But unions point to a number of other issues regarding the country’s largest private sector employer.

While Lesotho labour law makes provisions for holiday leave, sick pay, pensions and injury compensation, these rights are not always guaranteed.

Thabo Tshabalala, a regional officer at IndustriAll-Africa points to the issue of maternity leave, which is a major concern given the industry’s young, mainly female workforce.

“Pregnant workers frequently lose their jobs,” he says.

Many garment workers have to stand for their entire nine-hour shift doing physically demanding work, and this often continues even when workers become pregnant.

And while recent labour law changes now allow pregnant workers to take six weeks maternity leave, many people are unaware of these amendments and only take two weeks.

Then there is the issue of wages.

“Yes, we have a starting [sectoral] wage but US$92 is a shame. It is a poverty wage,” says Tshabalala.

“Workers in China earn more than [they do in] Lesotho.”

And while freedom of association is respected in theory, there are often serious obstacles with regards to union membership.

Pepe [he refused to give his real name in case of reprisals] was representing a worker whose fingers were burnt by an industrial clothes press.

“I was bluntly told [by my employers] to choose between my job and the trade union,” he told Equal Times.

This kind of intimidation goes some way to explain why only 58 per cent of Basotho textiles workers are represented by unions, according to the Lesotho Amalgamated Clothing and Textiles Workers Union.

Health and safety is also still a big issue in Lesotho’s garment factories.

The country’s high altitude means that it can be very cold and workers frequently complain of not being warm enough on the factory floor.

“We need jackets and wool fleeces in winter,” says Mzi Dakatho, a yarn cotton spinner.

“But if we complain too much sometimes supervisors call us ‘devils’.”
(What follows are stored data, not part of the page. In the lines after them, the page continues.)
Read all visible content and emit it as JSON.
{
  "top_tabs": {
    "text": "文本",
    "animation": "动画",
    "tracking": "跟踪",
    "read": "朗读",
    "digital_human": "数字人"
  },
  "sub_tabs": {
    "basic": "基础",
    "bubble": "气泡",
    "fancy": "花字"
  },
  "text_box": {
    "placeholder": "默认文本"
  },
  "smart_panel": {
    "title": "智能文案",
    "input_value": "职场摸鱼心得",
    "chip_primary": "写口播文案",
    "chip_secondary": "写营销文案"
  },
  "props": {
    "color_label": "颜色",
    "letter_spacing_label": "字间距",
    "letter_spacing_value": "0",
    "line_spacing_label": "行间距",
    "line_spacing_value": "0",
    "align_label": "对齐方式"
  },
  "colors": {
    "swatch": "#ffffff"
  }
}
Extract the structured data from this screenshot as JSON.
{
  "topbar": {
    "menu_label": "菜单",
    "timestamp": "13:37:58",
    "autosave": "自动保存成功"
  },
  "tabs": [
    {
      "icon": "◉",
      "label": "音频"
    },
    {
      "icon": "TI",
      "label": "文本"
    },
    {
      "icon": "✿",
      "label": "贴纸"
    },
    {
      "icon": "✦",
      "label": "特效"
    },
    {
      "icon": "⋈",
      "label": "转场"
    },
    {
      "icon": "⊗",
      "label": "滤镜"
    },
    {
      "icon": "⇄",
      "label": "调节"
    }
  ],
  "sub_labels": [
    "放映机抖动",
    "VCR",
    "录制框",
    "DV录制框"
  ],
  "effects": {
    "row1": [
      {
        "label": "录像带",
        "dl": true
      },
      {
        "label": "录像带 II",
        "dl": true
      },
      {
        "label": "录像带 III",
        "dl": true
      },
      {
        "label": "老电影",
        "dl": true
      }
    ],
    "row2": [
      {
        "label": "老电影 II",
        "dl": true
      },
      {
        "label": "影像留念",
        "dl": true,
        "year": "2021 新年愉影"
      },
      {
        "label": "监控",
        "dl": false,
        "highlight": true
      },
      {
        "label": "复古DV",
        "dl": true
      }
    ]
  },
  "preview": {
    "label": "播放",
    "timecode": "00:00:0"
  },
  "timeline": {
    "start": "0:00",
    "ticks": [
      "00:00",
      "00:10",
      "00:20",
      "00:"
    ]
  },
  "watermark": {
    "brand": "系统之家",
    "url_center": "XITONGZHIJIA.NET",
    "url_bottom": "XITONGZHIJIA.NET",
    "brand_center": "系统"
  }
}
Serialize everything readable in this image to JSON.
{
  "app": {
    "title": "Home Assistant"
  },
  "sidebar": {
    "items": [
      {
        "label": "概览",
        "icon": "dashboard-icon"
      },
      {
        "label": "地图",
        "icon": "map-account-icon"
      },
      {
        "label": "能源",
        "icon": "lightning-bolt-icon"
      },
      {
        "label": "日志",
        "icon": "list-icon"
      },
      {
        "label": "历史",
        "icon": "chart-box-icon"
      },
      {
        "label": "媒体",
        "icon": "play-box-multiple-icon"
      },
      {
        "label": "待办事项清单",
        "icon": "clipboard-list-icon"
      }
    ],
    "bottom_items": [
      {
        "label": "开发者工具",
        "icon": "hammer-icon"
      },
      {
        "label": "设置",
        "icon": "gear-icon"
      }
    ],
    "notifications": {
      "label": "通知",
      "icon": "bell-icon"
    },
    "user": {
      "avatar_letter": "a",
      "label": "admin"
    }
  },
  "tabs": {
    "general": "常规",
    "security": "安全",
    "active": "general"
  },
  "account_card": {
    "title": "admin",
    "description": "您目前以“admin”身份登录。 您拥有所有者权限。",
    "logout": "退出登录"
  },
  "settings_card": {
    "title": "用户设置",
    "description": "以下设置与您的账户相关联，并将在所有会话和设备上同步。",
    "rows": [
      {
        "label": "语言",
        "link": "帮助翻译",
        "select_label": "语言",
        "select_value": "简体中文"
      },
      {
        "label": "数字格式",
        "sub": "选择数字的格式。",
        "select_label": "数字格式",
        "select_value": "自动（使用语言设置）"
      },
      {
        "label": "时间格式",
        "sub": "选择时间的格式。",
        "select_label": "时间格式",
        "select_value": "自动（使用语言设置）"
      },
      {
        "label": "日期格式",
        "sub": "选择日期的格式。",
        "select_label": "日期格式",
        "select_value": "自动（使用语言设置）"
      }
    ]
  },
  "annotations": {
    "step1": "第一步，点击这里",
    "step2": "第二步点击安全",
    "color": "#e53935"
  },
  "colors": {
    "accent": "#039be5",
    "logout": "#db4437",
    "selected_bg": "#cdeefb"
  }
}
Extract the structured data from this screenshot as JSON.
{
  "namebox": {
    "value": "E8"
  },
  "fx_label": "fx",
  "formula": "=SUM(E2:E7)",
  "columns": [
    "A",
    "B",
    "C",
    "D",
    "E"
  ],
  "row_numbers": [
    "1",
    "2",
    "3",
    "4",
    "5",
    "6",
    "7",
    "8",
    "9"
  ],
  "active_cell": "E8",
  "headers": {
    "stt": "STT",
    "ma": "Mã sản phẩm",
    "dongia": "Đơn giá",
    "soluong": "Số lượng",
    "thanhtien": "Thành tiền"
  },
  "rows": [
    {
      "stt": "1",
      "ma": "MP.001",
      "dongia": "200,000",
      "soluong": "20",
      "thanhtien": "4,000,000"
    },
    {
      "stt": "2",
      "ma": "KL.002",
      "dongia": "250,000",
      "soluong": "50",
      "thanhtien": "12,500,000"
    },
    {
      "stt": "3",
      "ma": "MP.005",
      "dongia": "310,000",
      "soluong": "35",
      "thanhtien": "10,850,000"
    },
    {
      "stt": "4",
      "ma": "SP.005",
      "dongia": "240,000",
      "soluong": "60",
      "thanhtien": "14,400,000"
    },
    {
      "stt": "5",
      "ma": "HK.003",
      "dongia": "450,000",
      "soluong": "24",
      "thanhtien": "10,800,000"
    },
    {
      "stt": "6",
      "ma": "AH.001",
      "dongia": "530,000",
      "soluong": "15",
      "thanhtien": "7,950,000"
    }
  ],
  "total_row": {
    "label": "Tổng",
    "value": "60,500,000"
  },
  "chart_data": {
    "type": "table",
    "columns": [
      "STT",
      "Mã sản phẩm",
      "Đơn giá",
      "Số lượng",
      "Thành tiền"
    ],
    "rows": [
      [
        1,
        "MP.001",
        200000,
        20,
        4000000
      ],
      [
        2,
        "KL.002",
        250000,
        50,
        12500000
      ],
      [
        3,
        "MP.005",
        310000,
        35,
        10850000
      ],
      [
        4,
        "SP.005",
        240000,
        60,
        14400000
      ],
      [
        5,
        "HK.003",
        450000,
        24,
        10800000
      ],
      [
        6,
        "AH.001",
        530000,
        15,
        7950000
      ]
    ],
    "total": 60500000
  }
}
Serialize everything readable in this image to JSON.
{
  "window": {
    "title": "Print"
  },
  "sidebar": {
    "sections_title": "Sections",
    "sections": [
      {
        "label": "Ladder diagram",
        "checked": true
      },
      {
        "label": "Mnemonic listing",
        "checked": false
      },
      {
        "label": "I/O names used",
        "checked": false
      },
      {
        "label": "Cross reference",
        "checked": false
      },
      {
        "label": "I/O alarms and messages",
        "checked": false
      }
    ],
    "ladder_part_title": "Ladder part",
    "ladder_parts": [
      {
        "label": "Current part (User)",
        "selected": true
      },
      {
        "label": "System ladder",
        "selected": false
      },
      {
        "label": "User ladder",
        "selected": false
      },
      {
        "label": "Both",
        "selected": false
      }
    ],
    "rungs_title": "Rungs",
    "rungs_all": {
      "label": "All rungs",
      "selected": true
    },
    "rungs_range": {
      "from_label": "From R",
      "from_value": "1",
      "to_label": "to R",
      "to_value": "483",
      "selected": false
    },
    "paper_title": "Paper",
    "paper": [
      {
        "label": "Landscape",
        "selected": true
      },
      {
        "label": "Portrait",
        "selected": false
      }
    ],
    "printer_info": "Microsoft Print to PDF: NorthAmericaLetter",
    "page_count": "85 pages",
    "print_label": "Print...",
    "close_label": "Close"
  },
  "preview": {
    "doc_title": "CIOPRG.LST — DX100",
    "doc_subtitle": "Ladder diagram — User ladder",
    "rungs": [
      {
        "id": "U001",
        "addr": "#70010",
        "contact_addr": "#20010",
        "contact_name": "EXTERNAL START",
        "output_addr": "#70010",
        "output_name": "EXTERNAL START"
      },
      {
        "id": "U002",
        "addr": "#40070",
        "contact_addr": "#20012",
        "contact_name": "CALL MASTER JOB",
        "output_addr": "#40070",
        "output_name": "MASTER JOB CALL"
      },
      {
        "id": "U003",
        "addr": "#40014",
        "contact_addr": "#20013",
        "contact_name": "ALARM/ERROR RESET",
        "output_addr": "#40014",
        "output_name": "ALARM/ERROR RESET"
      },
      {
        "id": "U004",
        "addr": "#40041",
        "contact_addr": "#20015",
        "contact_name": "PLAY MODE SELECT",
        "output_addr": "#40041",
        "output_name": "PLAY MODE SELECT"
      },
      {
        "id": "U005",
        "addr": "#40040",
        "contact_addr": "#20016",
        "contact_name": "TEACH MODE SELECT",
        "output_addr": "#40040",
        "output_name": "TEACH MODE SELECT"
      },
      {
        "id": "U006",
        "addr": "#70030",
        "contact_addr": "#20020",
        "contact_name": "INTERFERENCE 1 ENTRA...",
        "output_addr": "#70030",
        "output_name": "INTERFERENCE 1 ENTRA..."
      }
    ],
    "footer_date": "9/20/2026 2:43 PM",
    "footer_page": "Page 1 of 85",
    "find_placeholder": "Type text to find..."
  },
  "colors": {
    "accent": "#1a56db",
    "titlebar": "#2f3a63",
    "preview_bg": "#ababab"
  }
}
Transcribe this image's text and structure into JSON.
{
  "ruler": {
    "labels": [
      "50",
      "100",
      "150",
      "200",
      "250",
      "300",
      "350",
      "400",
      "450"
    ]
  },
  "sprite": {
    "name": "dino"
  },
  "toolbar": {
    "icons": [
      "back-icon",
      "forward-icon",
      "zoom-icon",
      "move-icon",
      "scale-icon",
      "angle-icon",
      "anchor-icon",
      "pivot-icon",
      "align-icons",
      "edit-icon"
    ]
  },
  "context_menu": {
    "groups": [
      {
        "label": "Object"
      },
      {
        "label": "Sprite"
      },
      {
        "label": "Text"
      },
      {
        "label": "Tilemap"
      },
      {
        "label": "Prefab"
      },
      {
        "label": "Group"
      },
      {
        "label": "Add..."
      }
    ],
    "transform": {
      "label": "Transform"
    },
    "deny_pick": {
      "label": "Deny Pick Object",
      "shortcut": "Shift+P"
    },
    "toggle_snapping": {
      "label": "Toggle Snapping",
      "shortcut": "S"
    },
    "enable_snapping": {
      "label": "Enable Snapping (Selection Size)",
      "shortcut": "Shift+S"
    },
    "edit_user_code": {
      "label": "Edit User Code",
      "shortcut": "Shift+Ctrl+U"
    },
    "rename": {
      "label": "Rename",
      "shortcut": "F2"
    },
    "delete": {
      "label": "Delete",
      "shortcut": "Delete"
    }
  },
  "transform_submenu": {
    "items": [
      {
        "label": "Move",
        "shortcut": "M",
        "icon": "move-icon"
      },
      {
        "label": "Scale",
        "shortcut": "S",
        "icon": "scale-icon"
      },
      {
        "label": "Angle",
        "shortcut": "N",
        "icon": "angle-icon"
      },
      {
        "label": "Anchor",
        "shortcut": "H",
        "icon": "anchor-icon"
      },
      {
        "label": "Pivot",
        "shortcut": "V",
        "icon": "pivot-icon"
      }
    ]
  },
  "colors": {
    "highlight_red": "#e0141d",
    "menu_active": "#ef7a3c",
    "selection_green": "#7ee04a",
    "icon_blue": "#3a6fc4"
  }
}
Labour inspectors have also recorded other major health and safety infractions: poor ventilation; not enough fire exits; the unsafe storage and use of chemicals and clothes dyes; and the under-supply of face masks (required to protect workers from dust, fumes and fibres).

 

Better Work Lesotho

Since 2010, Better Work Lesotho, an initiative of the International Labour Organization (ILO) and the International Finance Corporation (IFC), has been working to improve conditions for factory workers by monitoring adherence to core ILO labour standards and national labour laws, and improving the relationship between workers and factory management.

To date, Better Work Lesotho has negotiated employee health and sanitation inspections with 22 garment factories in the country.

Alex Jo Seng, from Taiwan, owns the Manuk Garment Embroidery Factory. He admits: “I didn’t know the importance of fire drills and steam boiler inspections until Better Work Lesotho visited. I have up to 300 workers. I want to expand safety provisions for my labourers. Even my technicians from Taiwan must be trained on ethics and employee safety.”

But while factory owners accept the importance of adhering to safety standards in principle, they are very clear about their priorities.

“Profits are uppermost in our minds. Nothing else,” says Zing Tor Weibo a factory exports manager from China.

And with AGOA expiring later this year, these profits could be in serious jeopardy.
Experts are worried that Lesotho will find it difficult to compete on the global market without the act, and like other AGOA beneficiaries, Lesotho is actively lobbying the US to extend the agreement by another 15 years.

But AGOA is not a magic pill. Concerns have also been expressed that the trade generated by AGOA has been more beneficial to foreigners than it has been to locals.

All of the Lesotho’s garment factories are owned by Chinese or Taiwanese migrants, leaving commentators to wonder how much genuine economic transformation these investments really bring to the country.

“It’s a fragile success,” says Tshabalala.

“If there is an economic downturn in Lesotho like what we saw in Greece, these factory owners could easily withdraw their money and jump ship back to their home countries.”

But ultimately, the economic boost delivered by AGOA to Lesotho’s economy has been crucial, he says. Without it, the garment industry in this small African nation will struggle to survive.

“Millions of dollars will be added as duty on shoes and textiles coming from Lesotho, making them expensive, if not unsellable. If AGOA is not renewed in September, jobs in Lesotho may crumble.”